About
Professor Daniel Gwydion Williams is a cultural critic and one of Wales’ leading public intellectuals. His research interests range from the 19th century to the present day and encompass Welsh language and English language literatures on both sides of the Atlantic. These interests are linked by a concern with questions of nationalism, ethnicity and identity.
Professor Williams is a Fellow of the Learned Society of Wales and an Elected Fellow of the Welsh Academy. He is Director of the Richard Burton Centre for the Study of Wales and has served as President of NAASWCH (The North American Association for the Study of Welsh Culture and History). He spent 2012 in Cambridge, Massachusetts as a Research Fellow at Harvard University’s Department of Celtic Languages and Literatures, funded by the Leverhulme Trust. Since 2016 he has been Chair of the Grants Awarding Panel of the Welsh Books Council.
Daniel Williams was born in Aberystwyth in 1972 and educated at Ysgol Gymraeg Aberystwyth and Ysgol Gyfun Penweddig. As an undergraduate, he studied American and English Literature at the University of East Anglia (Norwich), spending his third year at Clark University, Worcester, Massachusetts. He was awarded a Frank Knox Fellowship in 1995 to study at Harvard University, graduating with an MA in Celtic Languages and Literatures in 1997. He studied for his PhD in English Literature (2001) at Cambridge University where his time at King’s College was funded by the then AHRB (Arts and Humanities Research Board). Daniel began teaching at Swansea University in January 2000. He was Assistant Director of CREW (Centre for Research into the English Literature and Language of Wales) from 2001 – 2007 and followed Professor M. Wynn Thomas as Director from 2007 – 2010.

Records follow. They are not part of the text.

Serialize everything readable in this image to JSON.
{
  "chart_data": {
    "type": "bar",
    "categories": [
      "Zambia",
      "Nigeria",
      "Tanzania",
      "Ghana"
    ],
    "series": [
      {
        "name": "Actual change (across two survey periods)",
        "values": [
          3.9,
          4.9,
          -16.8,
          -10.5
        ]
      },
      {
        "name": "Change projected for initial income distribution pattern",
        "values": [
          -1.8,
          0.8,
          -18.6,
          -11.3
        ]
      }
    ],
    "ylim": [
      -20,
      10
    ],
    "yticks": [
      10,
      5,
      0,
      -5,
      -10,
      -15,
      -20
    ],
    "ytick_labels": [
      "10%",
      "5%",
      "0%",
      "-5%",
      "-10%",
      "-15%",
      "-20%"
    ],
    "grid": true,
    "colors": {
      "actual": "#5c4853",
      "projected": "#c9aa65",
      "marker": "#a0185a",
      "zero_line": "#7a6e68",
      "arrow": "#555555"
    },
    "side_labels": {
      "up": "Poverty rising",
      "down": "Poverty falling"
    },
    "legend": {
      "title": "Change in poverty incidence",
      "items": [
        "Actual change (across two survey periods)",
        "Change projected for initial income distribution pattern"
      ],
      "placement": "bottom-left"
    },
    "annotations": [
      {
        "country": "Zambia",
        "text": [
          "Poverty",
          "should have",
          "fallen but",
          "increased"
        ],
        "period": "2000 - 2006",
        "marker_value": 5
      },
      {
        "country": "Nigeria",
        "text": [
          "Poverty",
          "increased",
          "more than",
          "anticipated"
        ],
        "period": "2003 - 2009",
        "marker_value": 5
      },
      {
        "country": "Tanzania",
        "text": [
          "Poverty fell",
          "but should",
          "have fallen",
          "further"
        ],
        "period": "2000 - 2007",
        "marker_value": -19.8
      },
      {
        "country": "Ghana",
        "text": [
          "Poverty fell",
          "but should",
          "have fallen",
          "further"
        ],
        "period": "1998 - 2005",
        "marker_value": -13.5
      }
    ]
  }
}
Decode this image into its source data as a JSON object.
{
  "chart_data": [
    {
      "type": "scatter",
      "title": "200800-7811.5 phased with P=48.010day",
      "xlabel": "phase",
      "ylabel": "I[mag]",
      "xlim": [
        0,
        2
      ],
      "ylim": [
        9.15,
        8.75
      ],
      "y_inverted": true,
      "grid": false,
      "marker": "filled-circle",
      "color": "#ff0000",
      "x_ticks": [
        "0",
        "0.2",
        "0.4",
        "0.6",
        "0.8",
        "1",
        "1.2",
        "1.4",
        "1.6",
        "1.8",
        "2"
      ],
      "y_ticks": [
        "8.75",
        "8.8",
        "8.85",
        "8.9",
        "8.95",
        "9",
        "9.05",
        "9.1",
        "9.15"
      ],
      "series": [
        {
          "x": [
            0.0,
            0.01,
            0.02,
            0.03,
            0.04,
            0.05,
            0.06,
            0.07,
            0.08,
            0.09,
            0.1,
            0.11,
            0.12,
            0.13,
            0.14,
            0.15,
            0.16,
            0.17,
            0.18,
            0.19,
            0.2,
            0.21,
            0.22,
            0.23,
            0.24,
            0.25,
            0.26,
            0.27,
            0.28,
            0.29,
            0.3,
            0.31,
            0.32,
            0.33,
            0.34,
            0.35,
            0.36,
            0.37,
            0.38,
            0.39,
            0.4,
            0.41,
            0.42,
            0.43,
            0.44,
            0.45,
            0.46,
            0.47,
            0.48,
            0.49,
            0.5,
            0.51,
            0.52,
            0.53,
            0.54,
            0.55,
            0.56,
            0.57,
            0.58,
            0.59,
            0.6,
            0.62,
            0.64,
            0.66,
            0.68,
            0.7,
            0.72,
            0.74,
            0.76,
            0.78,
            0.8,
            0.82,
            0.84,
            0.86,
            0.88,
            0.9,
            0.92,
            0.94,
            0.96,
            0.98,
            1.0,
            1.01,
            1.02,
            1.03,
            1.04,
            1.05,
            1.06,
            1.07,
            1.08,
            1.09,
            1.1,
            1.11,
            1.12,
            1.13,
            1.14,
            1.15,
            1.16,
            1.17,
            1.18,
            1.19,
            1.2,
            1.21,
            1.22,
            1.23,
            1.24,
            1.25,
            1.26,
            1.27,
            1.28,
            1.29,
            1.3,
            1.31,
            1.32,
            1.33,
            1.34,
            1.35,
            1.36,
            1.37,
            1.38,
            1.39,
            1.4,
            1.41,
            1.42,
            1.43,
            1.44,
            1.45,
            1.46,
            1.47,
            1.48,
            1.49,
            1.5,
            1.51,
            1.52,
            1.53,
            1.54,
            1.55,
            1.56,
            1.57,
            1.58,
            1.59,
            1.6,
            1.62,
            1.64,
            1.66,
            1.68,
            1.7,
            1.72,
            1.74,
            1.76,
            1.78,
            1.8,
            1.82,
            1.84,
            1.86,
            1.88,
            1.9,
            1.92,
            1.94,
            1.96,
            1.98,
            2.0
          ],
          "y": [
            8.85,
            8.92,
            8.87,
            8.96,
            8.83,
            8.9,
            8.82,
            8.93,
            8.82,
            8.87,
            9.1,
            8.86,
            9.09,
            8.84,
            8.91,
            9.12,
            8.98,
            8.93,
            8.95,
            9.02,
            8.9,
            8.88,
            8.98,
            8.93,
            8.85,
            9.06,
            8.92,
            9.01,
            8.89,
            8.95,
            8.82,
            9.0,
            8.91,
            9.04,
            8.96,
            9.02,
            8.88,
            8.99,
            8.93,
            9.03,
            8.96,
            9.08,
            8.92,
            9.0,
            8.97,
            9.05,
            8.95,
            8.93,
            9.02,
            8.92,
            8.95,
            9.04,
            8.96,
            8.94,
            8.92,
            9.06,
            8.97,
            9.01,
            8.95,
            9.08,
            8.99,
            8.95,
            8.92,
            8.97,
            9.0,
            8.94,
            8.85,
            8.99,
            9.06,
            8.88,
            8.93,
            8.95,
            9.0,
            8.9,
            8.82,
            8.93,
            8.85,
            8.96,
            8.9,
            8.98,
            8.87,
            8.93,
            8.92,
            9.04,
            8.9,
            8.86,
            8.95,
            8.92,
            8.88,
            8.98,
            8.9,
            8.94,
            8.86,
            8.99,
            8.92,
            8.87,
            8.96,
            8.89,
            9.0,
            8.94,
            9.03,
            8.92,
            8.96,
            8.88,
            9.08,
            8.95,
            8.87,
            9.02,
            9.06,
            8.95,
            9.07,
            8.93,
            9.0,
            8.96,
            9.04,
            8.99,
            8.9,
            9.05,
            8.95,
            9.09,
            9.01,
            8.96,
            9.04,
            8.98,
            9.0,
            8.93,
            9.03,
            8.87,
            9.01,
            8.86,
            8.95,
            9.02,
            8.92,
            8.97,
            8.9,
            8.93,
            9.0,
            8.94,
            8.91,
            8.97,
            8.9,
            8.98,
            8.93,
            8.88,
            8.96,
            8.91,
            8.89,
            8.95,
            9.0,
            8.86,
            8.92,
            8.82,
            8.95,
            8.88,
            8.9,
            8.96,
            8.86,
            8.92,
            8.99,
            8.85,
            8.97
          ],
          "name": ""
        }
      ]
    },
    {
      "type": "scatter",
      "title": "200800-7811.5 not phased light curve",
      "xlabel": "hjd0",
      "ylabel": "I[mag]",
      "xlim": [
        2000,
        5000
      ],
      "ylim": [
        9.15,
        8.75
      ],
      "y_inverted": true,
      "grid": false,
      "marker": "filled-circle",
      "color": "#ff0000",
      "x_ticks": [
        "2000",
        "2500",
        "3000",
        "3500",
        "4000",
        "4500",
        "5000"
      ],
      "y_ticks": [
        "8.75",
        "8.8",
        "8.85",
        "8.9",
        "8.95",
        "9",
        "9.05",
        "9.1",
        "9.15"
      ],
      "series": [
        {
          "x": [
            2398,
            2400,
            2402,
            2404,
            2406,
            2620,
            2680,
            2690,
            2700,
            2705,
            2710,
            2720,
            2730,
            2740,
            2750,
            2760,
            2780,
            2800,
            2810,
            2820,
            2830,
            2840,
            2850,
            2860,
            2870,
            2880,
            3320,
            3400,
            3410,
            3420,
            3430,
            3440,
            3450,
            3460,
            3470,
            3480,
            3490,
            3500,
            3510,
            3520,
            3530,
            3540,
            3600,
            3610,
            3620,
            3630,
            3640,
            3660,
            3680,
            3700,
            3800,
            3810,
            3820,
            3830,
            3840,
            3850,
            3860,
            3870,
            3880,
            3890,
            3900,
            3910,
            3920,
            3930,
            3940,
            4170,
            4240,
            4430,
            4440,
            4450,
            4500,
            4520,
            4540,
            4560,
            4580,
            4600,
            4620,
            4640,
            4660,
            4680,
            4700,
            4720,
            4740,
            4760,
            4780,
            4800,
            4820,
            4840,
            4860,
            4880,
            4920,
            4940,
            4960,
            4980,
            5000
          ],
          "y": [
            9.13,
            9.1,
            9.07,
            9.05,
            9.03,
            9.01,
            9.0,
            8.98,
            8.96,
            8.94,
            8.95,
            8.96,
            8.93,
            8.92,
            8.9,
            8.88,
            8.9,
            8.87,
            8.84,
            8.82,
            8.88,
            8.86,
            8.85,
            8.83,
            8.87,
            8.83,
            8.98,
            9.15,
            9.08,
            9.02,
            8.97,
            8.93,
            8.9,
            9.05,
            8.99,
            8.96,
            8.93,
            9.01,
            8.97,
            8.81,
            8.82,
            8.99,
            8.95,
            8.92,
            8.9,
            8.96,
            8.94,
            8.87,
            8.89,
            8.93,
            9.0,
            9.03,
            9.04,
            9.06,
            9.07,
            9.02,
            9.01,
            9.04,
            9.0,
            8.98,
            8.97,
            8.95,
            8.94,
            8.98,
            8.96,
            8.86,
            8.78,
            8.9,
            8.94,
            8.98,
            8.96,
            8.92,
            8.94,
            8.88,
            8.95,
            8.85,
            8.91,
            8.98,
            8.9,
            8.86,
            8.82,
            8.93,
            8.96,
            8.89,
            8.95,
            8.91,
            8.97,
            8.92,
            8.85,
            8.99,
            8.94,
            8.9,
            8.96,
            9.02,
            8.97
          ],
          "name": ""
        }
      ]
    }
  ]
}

Beyond academia, Daniel is particularly interested in music and politics. He is a semi-professional jazz saxophonist and founder-member of the jazz-folk sextet ‘Burum’ who have released three albums - Alawon (2007), Caniadau (2012), Llef (2016). He lives in the Neath constituency where he stood as the Plaid Cymru/Party of Wales candidate in the Westminster elections of 2017 and 2019.